Os Diretores da Agência Nacional de Vigilância Sanitária, no uso de suas
atribuições e tendo em vista o disposto no art. 203 III, § 3°, aliado ao art. 171, IV do
Regimento Interno aprovado pela Resolução de Diretoria Colegiada - RDC n° 585, de
10 de dezembro de 2021;
considerando as disposições contidas na Lei n.º 6.360, de 23 de setembro
de 1976, e no Decreto n.º 8.077, de 14 de agosto de 2013, acerca do sistema de
vigilância sanitária a que ficam sujeitos os Medicamentos, as Drogas, os Insumos
Farmacêuticos e Correlatos, Cosméticos, Saneantes e Outros Produtos;
considerando a finalidade institucional da Anvisa de promover a proteção da
saúde da população, bem como suas atribuições legais, conforme estabelecido no art.

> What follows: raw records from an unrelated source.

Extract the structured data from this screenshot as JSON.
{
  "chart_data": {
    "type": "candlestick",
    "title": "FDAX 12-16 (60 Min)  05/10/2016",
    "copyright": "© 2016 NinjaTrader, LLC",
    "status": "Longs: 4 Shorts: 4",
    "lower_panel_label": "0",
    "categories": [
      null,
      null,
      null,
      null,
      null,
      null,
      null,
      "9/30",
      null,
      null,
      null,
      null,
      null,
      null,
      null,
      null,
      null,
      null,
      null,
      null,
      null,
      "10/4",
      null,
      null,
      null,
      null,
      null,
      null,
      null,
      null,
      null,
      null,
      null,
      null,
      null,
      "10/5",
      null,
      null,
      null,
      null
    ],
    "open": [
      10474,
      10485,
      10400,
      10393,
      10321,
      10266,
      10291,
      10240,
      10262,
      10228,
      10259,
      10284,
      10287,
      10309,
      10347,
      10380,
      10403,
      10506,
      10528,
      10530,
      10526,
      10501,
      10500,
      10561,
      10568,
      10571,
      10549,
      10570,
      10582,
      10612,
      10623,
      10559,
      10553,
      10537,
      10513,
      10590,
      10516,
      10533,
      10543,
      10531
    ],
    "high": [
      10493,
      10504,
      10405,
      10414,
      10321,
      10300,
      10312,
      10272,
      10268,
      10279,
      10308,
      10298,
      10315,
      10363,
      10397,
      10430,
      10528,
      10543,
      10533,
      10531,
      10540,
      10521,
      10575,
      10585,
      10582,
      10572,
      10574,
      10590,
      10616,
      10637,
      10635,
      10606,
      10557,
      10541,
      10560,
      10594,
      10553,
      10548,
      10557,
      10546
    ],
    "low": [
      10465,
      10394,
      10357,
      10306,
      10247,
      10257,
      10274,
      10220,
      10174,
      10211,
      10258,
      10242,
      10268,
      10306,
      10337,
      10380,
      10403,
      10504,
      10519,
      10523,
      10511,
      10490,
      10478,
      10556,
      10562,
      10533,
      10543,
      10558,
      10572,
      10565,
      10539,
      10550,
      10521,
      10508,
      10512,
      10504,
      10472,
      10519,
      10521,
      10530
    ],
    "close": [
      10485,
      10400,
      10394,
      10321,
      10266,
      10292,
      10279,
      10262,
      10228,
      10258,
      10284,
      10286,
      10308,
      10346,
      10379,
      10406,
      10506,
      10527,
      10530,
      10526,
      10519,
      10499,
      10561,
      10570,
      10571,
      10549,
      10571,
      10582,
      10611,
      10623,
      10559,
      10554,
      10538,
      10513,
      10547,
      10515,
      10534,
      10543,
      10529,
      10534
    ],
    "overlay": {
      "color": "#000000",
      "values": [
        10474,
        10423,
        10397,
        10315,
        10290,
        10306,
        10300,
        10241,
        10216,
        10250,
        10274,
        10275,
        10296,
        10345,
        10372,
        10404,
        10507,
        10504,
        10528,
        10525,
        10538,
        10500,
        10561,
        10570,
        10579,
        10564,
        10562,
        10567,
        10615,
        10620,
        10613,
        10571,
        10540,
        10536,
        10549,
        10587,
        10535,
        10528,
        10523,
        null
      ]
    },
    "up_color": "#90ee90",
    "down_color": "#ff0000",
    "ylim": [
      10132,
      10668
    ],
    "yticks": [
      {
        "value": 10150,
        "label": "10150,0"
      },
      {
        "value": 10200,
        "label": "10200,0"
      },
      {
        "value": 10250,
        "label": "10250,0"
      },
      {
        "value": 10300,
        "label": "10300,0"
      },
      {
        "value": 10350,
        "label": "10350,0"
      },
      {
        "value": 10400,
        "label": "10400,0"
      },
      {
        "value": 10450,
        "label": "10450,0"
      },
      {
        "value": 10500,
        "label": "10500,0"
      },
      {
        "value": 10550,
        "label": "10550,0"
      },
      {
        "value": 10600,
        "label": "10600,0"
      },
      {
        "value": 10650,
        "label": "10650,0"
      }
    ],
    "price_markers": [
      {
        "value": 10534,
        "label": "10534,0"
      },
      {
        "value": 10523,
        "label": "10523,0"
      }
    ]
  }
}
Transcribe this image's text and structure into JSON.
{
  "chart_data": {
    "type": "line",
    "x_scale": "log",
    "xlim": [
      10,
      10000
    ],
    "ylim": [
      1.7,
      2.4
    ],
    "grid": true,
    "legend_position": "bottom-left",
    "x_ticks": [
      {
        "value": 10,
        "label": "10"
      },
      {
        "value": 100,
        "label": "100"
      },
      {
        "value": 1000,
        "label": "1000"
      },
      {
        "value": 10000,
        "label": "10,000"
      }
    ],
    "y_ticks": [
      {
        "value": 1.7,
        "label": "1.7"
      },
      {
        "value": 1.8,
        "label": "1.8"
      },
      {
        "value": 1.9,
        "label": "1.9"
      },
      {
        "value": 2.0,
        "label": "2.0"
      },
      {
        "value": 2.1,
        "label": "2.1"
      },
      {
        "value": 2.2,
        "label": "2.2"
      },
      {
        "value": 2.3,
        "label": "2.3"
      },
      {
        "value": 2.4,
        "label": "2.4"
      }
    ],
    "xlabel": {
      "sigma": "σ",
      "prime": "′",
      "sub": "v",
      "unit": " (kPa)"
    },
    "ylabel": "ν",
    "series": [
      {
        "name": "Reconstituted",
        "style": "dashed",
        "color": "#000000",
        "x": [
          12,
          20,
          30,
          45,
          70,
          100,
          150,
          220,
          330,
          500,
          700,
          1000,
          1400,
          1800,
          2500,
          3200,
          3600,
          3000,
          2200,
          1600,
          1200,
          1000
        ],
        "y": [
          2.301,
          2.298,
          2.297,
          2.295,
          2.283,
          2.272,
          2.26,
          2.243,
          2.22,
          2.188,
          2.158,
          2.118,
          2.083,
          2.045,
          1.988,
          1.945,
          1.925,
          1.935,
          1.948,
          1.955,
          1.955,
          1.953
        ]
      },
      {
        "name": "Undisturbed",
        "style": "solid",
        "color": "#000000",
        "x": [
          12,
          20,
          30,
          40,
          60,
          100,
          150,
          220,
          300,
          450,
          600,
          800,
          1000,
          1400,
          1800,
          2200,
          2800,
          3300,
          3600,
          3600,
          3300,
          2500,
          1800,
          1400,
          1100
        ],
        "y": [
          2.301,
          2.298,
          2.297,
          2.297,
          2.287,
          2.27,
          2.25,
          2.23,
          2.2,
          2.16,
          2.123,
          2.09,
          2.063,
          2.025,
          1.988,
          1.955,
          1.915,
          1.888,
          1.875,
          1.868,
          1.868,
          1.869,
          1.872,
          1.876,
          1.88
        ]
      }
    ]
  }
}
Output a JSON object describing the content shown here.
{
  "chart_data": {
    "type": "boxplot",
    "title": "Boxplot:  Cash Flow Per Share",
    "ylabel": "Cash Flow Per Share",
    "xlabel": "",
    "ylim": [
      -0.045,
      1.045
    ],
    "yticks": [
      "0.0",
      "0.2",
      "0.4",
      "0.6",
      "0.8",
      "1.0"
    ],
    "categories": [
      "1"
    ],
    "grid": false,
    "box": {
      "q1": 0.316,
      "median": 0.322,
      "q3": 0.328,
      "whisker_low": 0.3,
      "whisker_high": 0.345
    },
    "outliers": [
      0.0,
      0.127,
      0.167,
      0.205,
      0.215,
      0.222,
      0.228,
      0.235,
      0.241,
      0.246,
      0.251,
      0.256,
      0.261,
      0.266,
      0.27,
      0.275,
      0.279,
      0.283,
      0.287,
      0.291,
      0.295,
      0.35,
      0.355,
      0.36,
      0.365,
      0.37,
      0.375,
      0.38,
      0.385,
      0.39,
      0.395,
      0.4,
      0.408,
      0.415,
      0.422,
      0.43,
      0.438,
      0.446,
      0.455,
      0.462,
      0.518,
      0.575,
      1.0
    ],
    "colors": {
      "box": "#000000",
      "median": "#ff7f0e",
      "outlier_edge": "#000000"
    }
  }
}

6º e nos incisos II, III, VII, VIII e IX do art. 7º da Lei n.º 9.782, de 26 de janeiro de
1999;
considerando os direitos e obrigações dos países no tratamento de eventos
e emergências de saúde pública que tenham o potencial de cruzar fronteiras, definidos
no Regulamento Sanitário Internacional (RSI), de 2005;
considerando a missão da Anvisa e a necessidade da avaliação célere e
eficiente da Agência nas ações regulatórias necessárias à prevenção, tratamento,
diagnóstico ou alívio dos sintomas de enfermidades decorrentes de emergências de
saúde pública;
considerando a manutenção da situação de Emergência em Saúde Pública
de Importância Internacional declarada pela Organização Mundial da Saúde (OMS), em
30 de janeiro de 2020, referente ao surto do novo coronavírus (2019-nCoV);
considerando a manutenção da situação de Emergência em Saúde Pública
de Importância Internacional declarada pela Organização Mundial da Saúde (OMS), em
22 de julho de 2022, referente à doença Monkeypox; e
considerando a missão da Anvisa e a necessidade de garantir uma resposta
robusta aos problemas de desabastecimento causados por crises ou emergências de
saúde pública, assim como por situações de descontinuação temporária ou definitiva de
fabricação ou importação de produtos sujeitos à vigilância sanitária nos serviços de
saúde, resolvem:
Art. 1° Instituir, no âmbito da Anvisa, a Comissão Técnica de Crises em
Saúde (CTCS) para fins de acompanhar, avaliar e propor ações regulatórias voltadas à
atuação da Agência na preparação e durante crises e emergências em saúde e em
situações de desabastecimento de produtos sujeitos à vigilância sanitária nos serviços
de saúde.
Art. 2° Compete à Comissão de que trata o art. 1º:
I - Acompanhar o cenário epidemiológico relacionado às Emergências em
Saúde Pública de Importância Internacional, inclusive para as emergências vigentes,
Covid-19 e Monkeypox, para subsidiar a proposição de ações regulatórias necessárias
ao seu enfrentamento;
II - Propor à Diretoria Colegiada da Anvisa:
a) uma política regulatória para gestão, preparação e resposta a crises e
emergências em saúde envolvendo produtos sujeitos à vigilância sanitária;
b) ações regulatórias que visem auxiliar no enfrentamento às Emergências
em Saúde Pública de Importância Internacional vigentes, conforme status definidos pela
OMS;
c) uma política regulatória de enfrentamento ao desabastecimento de
produtos sujeitos à vigilância sanitária no âmbito dos serviços de saúde; e
d) atos normativos relacionados aos temas afetos à Comissão.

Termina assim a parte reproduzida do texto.